After a few ones with a controlled canter and good geometry, I went across the diagonal to change directions, riding the same exercise in the other direction. Like last time, it was difficult. Focusing on riding transitions and directions takes practice, but I got a few good ones.
Next, I rode through the dressage test I recently started working on, Training Level Test 3. It not go well at. In short, it was tense, wild, fast, and not very controlled. Chester was in one of his energetic moods and was completely running off, causing me to keep a tighter hold on the reins, which irritated him more. I kept him on the pattern, but it was anything but the balanced and calm test the judges are looking for.

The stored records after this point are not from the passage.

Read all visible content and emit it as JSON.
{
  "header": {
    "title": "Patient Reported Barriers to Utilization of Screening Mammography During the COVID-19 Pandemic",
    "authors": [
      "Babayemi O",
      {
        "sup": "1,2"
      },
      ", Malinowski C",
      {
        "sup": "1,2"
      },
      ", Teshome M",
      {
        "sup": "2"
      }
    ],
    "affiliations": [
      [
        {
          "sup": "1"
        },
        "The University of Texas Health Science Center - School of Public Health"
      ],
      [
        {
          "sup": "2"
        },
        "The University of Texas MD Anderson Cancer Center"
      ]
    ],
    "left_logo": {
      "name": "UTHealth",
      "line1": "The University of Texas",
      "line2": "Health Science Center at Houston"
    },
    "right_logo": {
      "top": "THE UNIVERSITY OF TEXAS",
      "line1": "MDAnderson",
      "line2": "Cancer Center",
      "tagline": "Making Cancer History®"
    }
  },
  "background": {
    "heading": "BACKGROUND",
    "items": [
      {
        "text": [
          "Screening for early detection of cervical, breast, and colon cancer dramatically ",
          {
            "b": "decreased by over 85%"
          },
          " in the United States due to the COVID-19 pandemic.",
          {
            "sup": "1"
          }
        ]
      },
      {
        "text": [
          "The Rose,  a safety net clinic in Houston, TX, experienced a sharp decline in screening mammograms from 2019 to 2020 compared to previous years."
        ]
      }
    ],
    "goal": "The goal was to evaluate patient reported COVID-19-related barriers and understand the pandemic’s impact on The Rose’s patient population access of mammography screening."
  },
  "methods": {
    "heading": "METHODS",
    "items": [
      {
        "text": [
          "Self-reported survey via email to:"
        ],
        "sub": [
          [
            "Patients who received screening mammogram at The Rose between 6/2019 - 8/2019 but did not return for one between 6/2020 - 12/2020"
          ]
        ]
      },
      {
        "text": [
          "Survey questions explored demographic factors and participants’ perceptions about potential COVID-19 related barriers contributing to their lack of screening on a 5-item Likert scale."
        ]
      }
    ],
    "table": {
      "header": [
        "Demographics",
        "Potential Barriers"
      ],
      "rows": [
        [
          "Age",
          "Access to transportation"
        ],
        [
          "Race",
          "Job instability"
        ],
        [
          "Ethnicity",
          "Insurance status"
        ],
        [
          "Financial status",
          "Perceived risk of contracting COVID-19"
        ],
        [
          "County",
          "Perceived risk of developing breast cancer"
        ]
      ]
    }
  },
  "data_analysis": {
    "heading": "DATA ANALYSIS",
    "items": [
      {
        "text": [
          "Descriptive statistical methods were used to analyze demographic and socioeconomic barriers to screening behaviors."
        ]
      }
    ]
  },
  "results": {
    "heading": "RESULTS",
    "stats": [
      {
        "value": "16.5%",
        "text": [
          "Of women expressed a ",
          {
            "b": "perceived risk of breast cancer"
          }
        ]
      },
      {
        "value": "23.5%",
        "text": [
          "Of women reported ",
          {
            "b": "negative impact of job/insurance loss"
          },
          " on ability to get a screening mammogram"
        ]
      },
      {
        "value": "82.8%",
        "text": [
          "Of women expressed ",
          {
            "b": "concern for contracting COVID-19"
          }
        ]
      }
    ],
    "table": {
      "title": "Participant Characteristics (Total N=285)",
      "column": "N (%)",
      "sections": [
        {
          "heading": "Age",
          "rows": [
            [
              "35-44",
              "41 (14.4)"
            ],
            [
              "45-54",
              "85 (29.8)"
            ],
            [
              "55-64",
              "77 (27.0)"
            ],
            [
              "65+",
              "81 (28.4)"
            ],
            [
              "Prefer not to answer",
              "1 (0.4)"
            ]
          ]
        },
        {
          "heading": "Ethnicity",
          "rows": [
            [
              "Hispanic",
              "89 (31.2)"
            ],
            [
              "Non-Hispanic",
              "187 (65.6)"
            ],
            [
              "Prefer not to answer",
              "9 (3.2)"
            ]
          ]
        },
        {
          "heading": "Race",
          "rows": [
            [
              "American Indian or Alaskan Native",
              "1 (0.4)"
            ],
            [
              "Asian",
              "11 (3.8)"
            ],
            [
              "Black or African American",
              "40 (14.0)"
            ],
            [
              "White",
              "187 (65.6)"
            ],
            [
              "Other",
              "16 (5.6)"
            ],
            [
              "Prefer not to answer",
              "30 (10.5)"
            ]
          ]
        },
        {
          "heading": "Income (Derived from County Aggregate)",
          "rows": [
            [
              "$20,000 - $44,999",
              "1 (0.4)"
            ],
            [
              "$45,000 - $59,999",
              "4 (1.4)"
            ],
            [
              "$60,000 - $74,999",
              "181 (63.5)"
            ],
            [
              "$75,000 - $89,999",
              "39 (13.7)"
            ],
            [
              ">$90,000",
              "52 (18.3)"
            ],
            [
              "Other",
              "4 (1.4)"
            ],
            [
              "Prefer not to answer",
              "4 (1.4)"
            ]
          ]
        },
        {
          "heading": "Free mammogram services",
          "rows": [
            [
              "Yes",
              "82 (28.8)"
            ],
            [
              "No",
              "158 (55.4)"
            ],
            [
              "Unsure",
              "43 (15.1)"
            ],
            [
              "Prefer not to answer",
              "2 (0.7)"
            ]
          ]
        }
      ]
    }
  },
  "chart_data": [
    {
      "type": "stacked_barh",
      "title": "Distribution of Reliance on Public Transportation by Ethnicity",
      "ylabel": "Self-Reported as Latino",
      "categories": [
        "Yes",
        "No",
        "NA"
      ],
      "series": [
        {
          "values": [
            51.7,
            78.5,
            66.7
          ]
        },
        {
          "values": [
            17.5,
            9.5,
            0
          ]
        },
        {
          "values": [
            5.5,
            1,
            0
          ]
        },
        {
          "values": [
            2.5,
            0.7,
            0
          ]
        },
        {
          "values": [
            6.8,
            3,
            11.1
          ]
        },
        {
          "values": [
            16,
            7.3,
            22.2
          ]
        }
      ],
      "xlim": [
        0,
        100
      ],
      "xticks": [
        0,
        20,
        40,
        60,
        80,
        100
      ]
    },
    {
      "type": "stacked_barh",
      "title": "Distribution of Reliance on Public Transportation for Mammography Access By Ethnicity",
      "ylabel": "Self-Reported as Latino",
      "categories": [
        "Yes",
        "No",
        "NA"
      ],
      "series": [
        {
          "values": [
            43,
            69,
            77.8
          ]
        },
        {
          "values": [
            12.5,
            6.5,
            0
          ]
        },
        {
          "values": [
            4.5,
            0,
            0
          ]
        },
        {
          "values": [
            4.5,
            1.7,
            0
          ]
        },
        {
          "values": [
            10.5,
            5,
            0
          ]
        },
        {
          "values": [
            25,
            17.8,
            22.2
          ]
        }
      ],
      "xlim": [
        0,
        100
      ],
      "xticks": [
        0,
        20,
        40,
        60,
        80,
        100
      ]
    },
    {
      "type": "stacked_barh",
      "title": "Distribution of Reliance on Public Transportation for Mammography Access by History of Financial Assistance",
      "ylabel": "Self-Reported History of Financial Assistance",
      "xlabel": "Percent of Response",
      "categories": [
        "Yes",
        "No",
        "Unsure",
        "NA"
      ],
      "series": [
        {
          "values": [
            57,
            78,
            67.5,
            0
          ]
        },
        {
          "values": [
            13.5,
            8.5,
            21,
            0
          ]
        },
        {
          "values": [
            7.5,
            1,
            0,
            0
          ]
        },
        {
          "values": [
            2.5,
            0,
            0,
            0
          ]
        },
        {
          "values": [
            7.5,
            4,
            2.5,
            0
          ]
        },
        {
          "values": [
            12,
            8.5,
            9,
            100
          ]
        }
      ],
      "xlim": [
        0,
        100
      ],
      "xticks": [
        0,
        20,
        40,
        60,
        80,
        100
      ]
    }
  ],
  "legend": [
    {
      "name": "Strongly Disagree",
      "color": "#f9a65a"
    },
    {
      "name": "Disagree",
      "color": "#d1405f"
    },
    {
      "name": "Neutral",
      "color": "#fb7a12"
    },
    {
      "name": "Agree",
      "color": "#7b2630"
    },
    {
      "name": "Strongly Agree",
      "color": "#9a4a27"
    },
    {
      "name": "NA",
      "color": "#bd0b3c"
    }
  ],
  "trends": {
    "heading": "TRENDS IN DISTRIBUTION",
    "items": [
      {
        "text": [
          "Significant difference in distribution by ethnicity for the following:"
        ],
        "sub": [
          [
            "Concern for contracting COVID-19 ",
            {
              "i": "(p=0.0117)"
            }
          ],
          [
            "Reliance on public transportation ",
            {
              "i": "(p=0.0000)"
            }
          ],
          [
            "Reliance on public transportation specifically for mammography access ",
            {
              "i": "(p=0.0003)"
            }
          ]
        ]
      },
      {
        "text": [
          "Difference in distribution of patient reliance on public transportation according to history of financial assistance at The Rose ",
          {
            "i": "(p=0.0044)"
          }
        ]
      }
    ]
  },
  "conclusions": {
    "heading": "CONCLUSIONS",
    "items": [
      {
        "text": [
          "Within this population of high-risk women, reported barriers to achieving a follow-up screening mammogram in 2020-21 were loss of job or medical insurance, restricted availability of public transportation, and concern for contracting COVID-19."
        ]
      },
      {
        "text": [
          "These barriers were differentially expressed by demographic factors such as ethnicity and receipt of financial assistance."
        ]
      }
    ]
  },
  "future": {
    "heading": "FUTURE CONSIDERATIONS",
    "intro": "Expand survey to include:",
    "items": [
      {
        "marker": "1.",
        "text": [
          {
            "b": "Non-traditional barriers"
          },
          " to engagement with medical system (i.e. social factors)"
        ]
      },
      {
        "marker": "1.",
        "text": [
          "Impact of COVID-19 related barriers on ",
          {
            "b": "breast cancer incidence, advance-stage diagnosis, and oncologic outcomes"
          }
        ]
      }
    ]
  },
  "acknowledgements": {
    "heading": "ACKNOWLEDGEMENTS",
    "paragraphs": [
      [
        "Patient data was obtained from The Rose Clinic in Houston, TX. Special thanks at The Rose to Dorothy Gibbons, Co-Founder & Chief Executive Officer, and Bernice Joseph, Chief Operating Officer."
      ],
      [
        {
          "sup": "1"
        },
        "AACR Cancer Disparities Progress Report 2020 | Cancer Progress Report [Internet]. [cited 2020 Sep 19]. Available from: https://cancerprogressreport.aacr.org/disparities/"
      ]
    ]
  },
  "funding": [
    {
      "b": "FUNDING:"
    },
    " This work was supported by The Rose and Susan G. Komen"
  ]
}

The next time through, my focus was mostly on calming Chester and getting him back to his "happy place." Rather than nagging at him by constantly half-halting, I decided to relax, take a breath, and talk softly to him. The result was successful. I was able to get Chester relaxed and happy, and it wasn't just by holding him back, the latter of which may slow him down, but not truly get him back to his "happy place."
This test turned out much more smoothly and controlled. Chester was reassured when I talked to him and gained confidence. Meghan says that being able to relax a horse that quickly takes a good rider, so I must have really improved over the summer. If something like that happened three months ago, I probably wouldn't have stayed on and would likely have dismounted and tried again another day.